Paul echoes this in 1 Corinthians 10:13, reminding us that our temptations are not unique, that God is faithful, and that He will always provide a way through. Not around. Not away from. Through. And because God is faithful, we can endure anything life throws at us. Anything.
So instead of resenting the hard things, we can begin to ask: What is God forming in me here? What strength is He building? What freedom is He preparing me for?
Sometimes God allows a hardship so He can deliver you from it. Sometimes He allows it so He can deliver something out of you. And sometimes He allows it because the only way to grow endurance is to actually endure.
James continues, “For you know that when your faith is tested, your endurance has a chance to grow. So let it grow…” (James 1:3–4). Let it grow. Don’t rush it. Don’t resent it. Don’t run from it. Let it do its work.
Think of it as a spiritual workout. I go to the gym, but I don’t love it. I’m surrounded by the weight‑slammers—the ones who drop their barbells with a dramatic clang so the whole room knows they’re lifting heavy. Then there are the people who sweat on every surface, and the ones who take gym selfies like they’re filming a documentary. Honestly, my favourite part of the gym is the moment I walk out the door.
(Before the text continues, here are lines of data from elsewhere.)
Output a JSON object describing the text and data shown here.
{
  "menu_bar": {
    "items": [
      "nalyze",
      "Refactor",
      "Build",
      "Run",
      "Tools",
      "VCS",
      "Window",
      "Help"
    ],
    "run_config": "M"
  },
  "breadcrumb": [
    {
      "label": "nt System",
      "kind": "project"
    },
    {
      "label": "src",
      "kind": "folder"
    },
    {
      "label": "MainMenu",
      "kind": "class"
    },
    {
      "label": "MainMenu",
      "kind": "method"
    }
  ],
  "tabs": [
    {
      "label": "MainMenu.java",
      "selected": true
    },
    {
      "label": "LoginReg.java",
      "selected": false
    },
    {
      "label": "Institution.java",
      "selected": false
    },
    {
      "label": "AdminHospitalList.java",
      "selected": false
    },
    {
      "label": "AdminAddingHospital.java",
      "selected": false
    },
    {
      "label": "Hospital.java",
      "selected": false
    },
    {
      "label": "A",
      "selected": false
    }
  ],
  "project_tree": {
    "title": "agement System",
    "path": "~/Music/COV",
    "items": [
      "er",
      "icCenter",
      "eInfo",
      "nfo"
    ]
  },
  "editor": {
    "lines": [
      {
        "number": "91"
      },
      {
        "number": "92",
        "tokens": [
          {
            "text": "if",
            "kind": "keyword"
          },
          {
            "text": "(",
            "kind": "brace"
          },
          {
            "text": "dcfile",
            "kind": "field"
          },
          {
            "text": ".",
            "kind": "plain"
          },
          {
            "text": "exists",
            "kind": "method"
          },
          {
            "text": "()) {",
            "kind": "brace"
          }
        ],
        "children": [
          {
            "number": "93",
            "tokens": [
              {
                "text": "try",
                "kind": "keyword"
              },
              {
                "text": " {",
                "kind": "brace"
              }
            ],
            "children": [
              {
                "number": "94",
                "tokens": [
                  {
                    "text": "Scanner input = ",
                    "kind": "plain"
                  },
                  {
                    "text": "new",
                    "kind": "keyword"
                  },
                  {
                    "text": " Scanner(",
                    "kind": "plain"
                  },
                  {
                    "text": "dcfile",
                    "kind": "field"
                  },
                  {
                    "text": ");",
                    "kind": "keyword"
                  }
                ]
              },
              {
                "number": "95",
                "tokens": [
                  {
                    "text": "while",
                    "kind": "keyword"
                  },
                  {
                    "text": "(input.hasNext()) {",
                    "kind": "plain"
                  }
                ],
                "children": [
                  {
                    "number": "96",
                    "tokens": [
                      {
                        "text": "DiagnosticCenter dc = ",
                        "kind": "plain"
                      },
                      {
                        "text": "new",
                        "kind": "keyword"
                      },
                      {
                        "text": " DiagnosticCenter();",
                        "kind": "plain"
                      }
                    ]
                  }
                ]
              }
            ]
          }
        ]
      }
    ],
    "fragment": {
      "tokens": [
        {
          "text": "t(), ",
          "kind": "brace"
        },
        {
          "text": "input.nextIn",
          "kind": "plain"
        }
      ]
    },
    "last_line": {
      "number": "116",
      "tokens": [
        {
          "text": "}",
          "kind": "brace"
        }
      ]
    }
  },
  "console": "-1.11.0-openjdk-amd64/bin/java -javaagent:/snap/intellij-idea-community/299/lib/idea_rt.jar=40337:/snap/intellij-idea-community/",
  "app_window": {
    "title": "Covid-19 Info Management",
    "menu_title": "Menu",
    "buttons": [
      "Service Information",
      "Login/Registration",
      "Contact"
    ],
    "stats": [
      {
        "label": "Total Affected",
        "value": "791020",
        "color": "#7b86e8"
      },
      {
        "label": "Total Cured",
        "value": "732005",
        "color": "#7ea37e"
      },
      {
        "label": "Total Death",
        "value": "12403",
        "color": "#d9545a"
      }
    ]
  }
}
But I still go. Why? Because strength doesn’t grow in comfort. Muscles don’t build without resistance. You have to break them down to build them up. And God, in His wisdom, trains us the same way. Trials and temptations become His gym—His training ground—where He strengthens us for the present and prepares us for the future.
They are not intruders. They are unlikely friends. Friends who sharpen. Friends who strengthen. Friends who shape us into the people God always knew we could become.